The measure also received unanimous approval, 146-0, from the House last month.
HB 6633 makes a variety of reforms to the state’s unemployment system that will take effect in 2024, including:
- Raising the taxable wage base from $15,000 to $25,000, then indexing it to inflation.
- Reducing the maximum solvency tax rate from 1.4% to 1%.
- Reducing the minimum and expand the maximum experience tax rate from 0.5-5.4% to 0.1-10%.
- Increasing the minimum base period earnings required to qualify for unemployment benefits from $600 to $1,600, then indexing it to inflation, except when the federal government is providing additional benefits to unemployment insurance claimants.
- Freezing the maximum weekly benefit amount for four years.
- Deferring unemployment insurance benefits until a claimant’s severance payments are exhausted.
The state’s nonpartisan Office of Fiscal Analysis projects that when the bill takes effect, the reforms will save the unemployment fund $84.25 million annually while generating $130.9 million in new annual revenues.
As previously reported, the fund has been insolvent for 48 of the last 50 years, forcing the state to borrow money from the federal government during economic downturns. During the Great Recession, Connecticut borrowed $1.25 billion from Washington, a debt repaid with $85 million in interest over six years.
“This package of reforms that I will soon sign into law is the most significant set of reforms ever enacted in the history of Connecticut’s unemployment system,” Gov. Ned Lamont said.
“With this legislation, we are reinforcing the long-term solvency of the state’s unemployment insurance fund, ensuring that it will be there for those who need this assistance in the future while also providing predictability for our state’s employers when it comes to their contributions.”

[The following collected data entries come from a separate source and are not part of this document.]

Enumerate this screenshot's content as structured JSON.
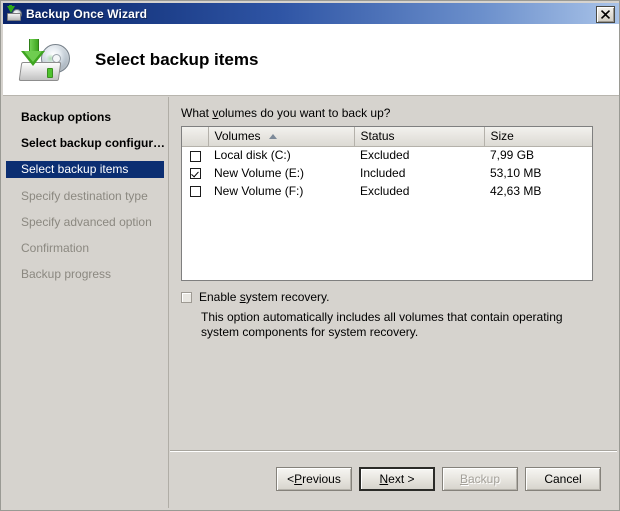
{
  "window": {
    "title": "Backup Once Wizard",
    "title_icon": "backup-disk-icon",
    "close_label": "×"
  },
  "header": {
    "title": "Select backup items",
    "icon": "backup-drive-disc-icon"
  },
  "sidebar": {
    "items": [
      {
        "label": "Backup options",
        "state": "done"
      },
      {
        "label": "Select backup configur…",
        "state": "done"
      },
      {
        "label": "Select backup items",
        "state": "current"
      },
      {
        "label": "Specify destination type",
        "state": "pending"
      },
      {
        "label": "Specify advanced option",
        "state": "pending"
      },
      {
        "label": "Confirmation",
        "state": "pending"
      },
      {
        "label": "Backup progress",
        "state": "pending"
      }
    ]
  },
  "main": {
    "question_pre": "What ",
    "question_accel": "v",
    "question_post": "olumes do you want to back up?",
    "table": {
      "columns": [
        "",
        "Volumes",
        "Status",
        "Size"
      ],
      "sort_column": "Volumes",
      "sort_direction": "ascending",
      "rows": [
        {
          "checked": false,
          "volume": "Local disk (C:)",
          "status": "Excluded",
          "size": "7,99 GB"
        },
        {
          "checked": true,
          "volume": "New Volume (E:)",
          "status": "Included",
          "size": "53,10 MB"
        },
        {
          "checked": false,
          "volume": "New Volume (F:)",
          "status": "Excluded",
          "size": "42,63 MB"
        }
      ]
    },
    "system_recovery": {
      "checked": false,
      "label_pre": "Enable ",
      "label_accel": "s",
      "label_post": "ystem recovery.",
      "description": "This option automatically includes all volumes that contain operating system components for system recovery."
    }
  },
  "footer": {
    "buttons": [
      {
        "pre": "< ",
        "accel": "P",
        "post": "revious",
        "state": "normal",
        "name": "previous-button"
      },
      {
        "pre": "",
        "accel": "N",
        "post": "ext >",
        "state": "default",
        "name": "next-button"
      },
      {
        "pre": "",
        "accel": "B",
        "post": "ackup",
        "state": "disabled",
        "name": "backup-button"
      },
      {
        "pre": "",
        "accel": "",
        "post": "Cancel",
        "state": "normal",
        "name": "cancel-button"
      }
    ]
  },
  "colors": {
    "titlebar_start": "#0a246a",
    "titlebar_end": "#a9c3e8",
    "selection": "#0b2e72",
    "face": "#d6d3ce",
    "accent_green": "#3ea520"
  }
}
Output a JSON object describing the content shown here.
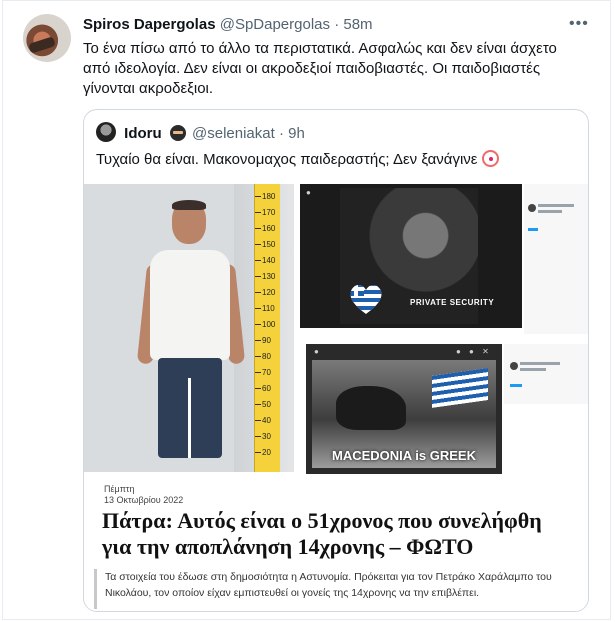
{
  "tweet": {
    "author_name": "Spiros Dapergolas",
    "author_handle": "@SpDapergolas",
    "separator": "·",
    "time": "58m",
    "more_icon": "more-dots-icon",
    "text_lines": [
      "Το ένα πίσω από το άλλο τα περιστατικά. Ασφαλώς και δεν είναι άσχετο",
      "από ιδεολογία. Δεν είναι οι ακροδεξιοί παιδοβιαστές. Οι παιδοβιαστές",
      "γίνονται ακροδεξιοι."
    ]
  },
  "quote": {
    "author_name": "Idoru",
    "badge_icon": "ninja-emoji-icon",
    "author_handle": "@seleniakat",
    "separator": "·",
    "time": "9h",
    "text": "Τυχαίο θα είναι. Μακονομαχος παιδεραστής; Δεν ξανάγινε",
    "trailing_emoji": "clown-face-icon"
  },
  "media": {
    "ruler_ticks": [
      "180",
      "170",
      "160",
      "150",
      "140",
      "130",
      "120",
      "110",
      "100",
      "90",
      "80",
      "70",
      "60",
      "50",
      "40",
      "30",
      "20"
    ],
    "private_security_label": "PRIVATE SECURITY",
    "macedonia_label": "MACEDONIA is GREEK",
    "article_day": "Πέμπτη",
    "article_date": "13 Οκτωβρίου 2022",
    "article_title_lines": [
      "Πάτρα: Αυτός είναι ο 51χρονος που συνελήφθη",
      "για την αποπλάνηση 14χρονης – ΦΩΤΟ"
    ],
    "article_lead_lines": [
      "Τα στοιχεία του έδωσε στη δημοσιότητα η Αστυνομία. Πρόκειται για τον Πετράκο Χαράλαμπο του",
      "Νικολάου, τον οποίον είχαν εμπιστευθεί οι γονείς της 14χρονης να την επιβλέπει."
    ]
  }
}
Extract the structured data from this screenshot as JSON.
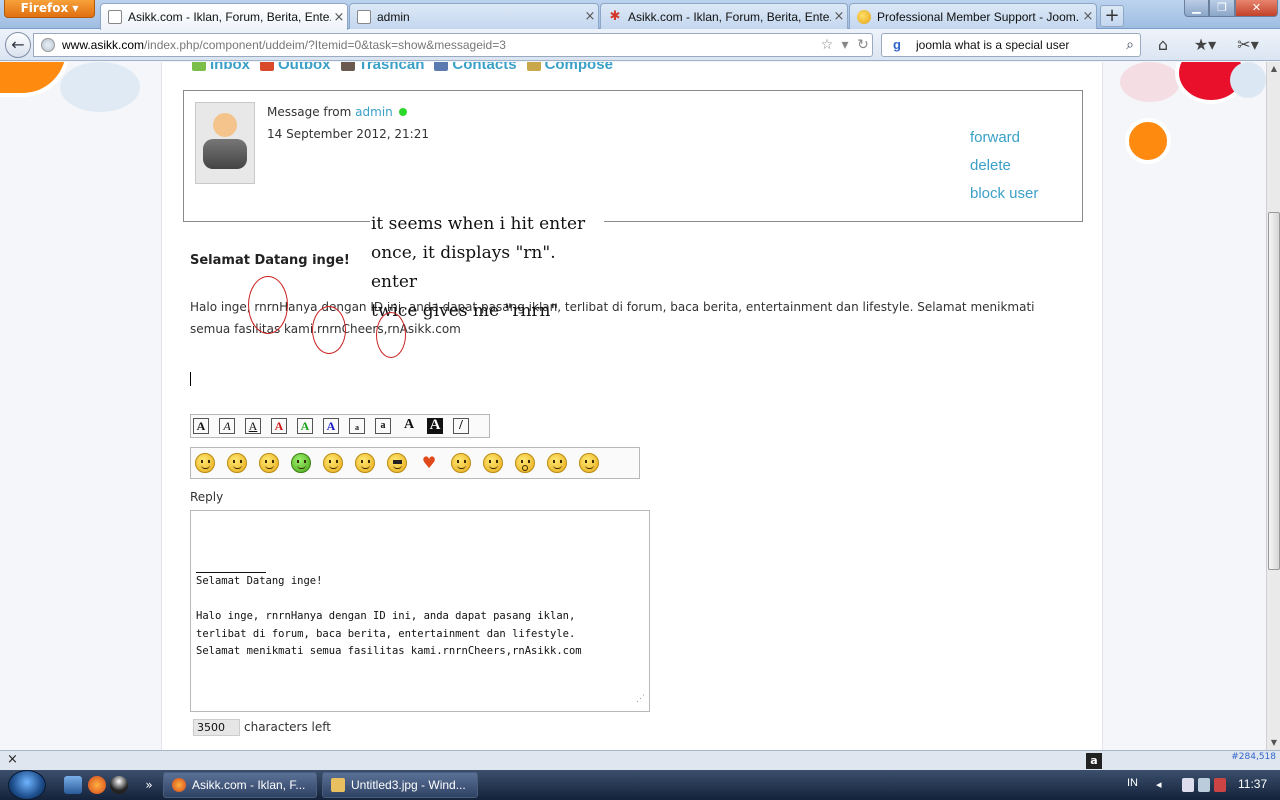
{
  "browser": {
    "app_button": "Firefox",
    "tabs": [
      {
        "label": "Asikk.com - Iklan, Forum, Berita, Ente...",
        "active": true
      },
      {
        "label": "admin",
        "active": false
      },
      {
        "label": "Asikk.com - Iklan, Forum, Berita, Ente...",
        "active": false
      },
      {
        "label": "Professional Member Support - Joom...",
        "active": false
      }
    ],
    "new_tab": "+",
    "url_host": "www.asikk.com",
    "url_path": "/index.php/component/uddeim/?Itemid=0&task=show&messageid=3",
    "search_engine": "g",
    "search_query": "joomla what is a special user"
  },
  "pm_nav": {
    "inbox": "Inbox",
    "outbox": "Outbox",
    "trashcan": "Trashcan",
    "contacts": "Contacts",
    "compose": "Compose"
  },
  "message": {
    "from_prefix": "Message from",
    "from_user": "admin",
    "date": "14 September 2012, 21:21",
    "actions": {
      "forward": "forward",
      "delete": "delete",
      "block": "block user"
    },
    "heading": "Selamat Datang inge!",
    "body": "Halo inge, rnrnHanya dengan ID ini, anda dapat pasang iklan, terlibat di forum, baca berita, entertainment dan lifestyle. Selamat menikmati semua fasilitas kami.rnrnCheers,rnAsikk.com"
  },
  "annotation": {
    "lines": [
      "it seems when i hit enter",
      "once, it displays \"rn\". enter",
      "twice gives me \"rnrn\""
    ]
  },
  "format_buttons": [
    "A",
    "A",
    "A",
    "A",
    "A",
    "A",
    "a",
    "a",
    "A",
    "A",
    "/"
  ],
  "reply": {
    "label": "Reply",
    "quoted_heading": "Selamat Datang inge!",
    "quoted_lines": [
      "Halo inge, rnrnHanya dengan ID ini, anda dapat pasang iklan,",
      "terlibat di forum, baca berita, entertainment dan lifestyle.",
      "Selamat menikmati semua fasilitas kami.rnrnCheers,rnAsikk.com"
    ],
    "chars_left_value": "3500",
    "chars_left_label": "characters left"
  },
  "status_bar": {
    "close": "×",
    "counter": "#284,518"
  },
  "taskbar": {
    "tasks": [
      {
        "label": "Asikk.com - Iklan, F..."
      },
      {
        "label": "Untitled3.jpg - Wind..."
      }
    ],
    "language": "IN",
    "clock": "11:37"
  },
  "colors": {
    "link": "#3aa0c8",
    "annotation_circle": "#cc2020",
    "online": "#2bd82b"
  }
}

“Many of the changes in the bill represent reforms CBIA has advocated for since the end of the last recession to address one of the business community’s top concerns – the need for more predictable, certain and stable policies,” CBIA President and CEO Chris DiPentima said.
“These reforms will help drive the state’s post-pandemic economic recovery, easing financial uncertainty, preventing future tax hikes and assessments on employers to cover fund shortfalls, and strengthening our workforce,” he said.